Question

Absolute extrema of f(x) = tan(x) [3π/4, 5π/4]

a) Local minimum at x = 3π/4, local maximum at x = 5π/4
b) Local maximum at x = 3π/4, local minimum at x = 5π/4
c) Global minimum at x = 3π/4, global maximum at x = 5π/4
d) Global maximum at x = 3π/4, global minimum at x = 5π/4

Answer 1

The function f(x) = tan(x) on the interval [3π/4, 5π/4] has a global maximum at x = 5π/4 and a global minimum at x = 3π/4, considering the discontinuity at x = π.

Step-by-step explanation:

To determine the absolute extrema of the function f(x) = tan(x) on the interval [3π/4, 5π/4], we need to evaluate the function at the end points of the interval and also consider the continuity of the function within the interval.

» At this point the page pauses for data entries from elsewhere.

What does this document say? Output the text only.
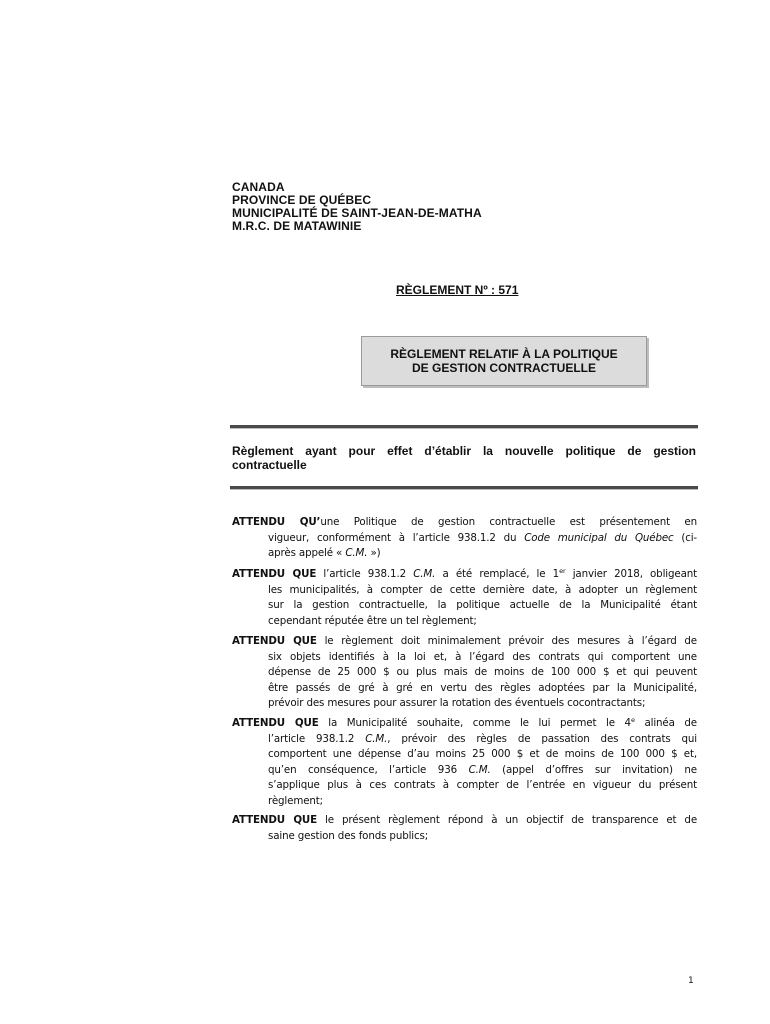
CANADA
PROVINCE DE QUÉBEC
MUNICIPALITÉ DE SAINT-JEAN-DE-MATHA
M.R.C. DE MATAWINIE
RÈGLEMENT Nº : 571
RÈGLEMENT RELATIF À LA POLITIQUE
DE GESTION CONTRACTUELLE
Règlement ayant pour effet d’établir la nouvelle politique de gestion contractuelle
ATTENDU QU’une Politique de gestion contractuelle est présentement en
vigueur, conformément à l’article 938.1.2 du Code municipal du Québec (ci-
après appelé « C.M. »)
ATTENDU QUE l’article 938.1.2 C.M. a été remplacé, le 1er janvier 2018, obligeant
les municipalités, à compter de cette dernière date, à adopter un règlement
sur la gestion contractuelle, la politique actuelle de la Municipalité étant
cependant réputée être un tel règlement;
ATTENDU QUE le règlement doit minimalement prévoir des mesures à l’égard de
six objets identifiés à la loi et, à l’égard des contrats qui comportent une
dépense de 25 000 $ ou plus mais de moins de 100 000 $ et qui peuvent
être passés de gré à gré en vertu des règles adoptées par la Municipalité,
prévoir des mesures pour assurer la rotation des éventuels cocontractants;
ATTENDU QUE la Municipalité souhaite, comme le lui permet le 4e alinéa de
l’article 938.1.2 C.M., prévoir des règles de passation des contrats qui
comportent une dépense d’au moins 25 000 $ et de moins de 100 000 $ et,
qu’en conséquence, l’article 936 C.M. (appel d’offres sur invitation) ne
s’applique plus à ces contrats à compter de l’entrée en vigueur du présent
règlement;
ATTENDU QUE le présent règlement répond à un objectif de transparence et de
saine gestion des fonds publics;
1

First, we must recognize that the function tan(x) has a discontinuity (vertical asymptote) at x = π, which lies within the interval [3π/4, 5π/4]. Therefore, the function does not have a local minimum or maximum at the discontinuity, but we should check the end points for absolute extrema.

At x = 3π/4, f(x) = tan(3π/4) = -1, and at x = 5π/4, f(x) = tan(5π/4) = 1. Since the tangent function decreases on the interval from [3π/4, π) and increases on the interval from (π, 5π/4], the function has a global maximum at x = 5π/4 and a global minimum at x = 3π/4.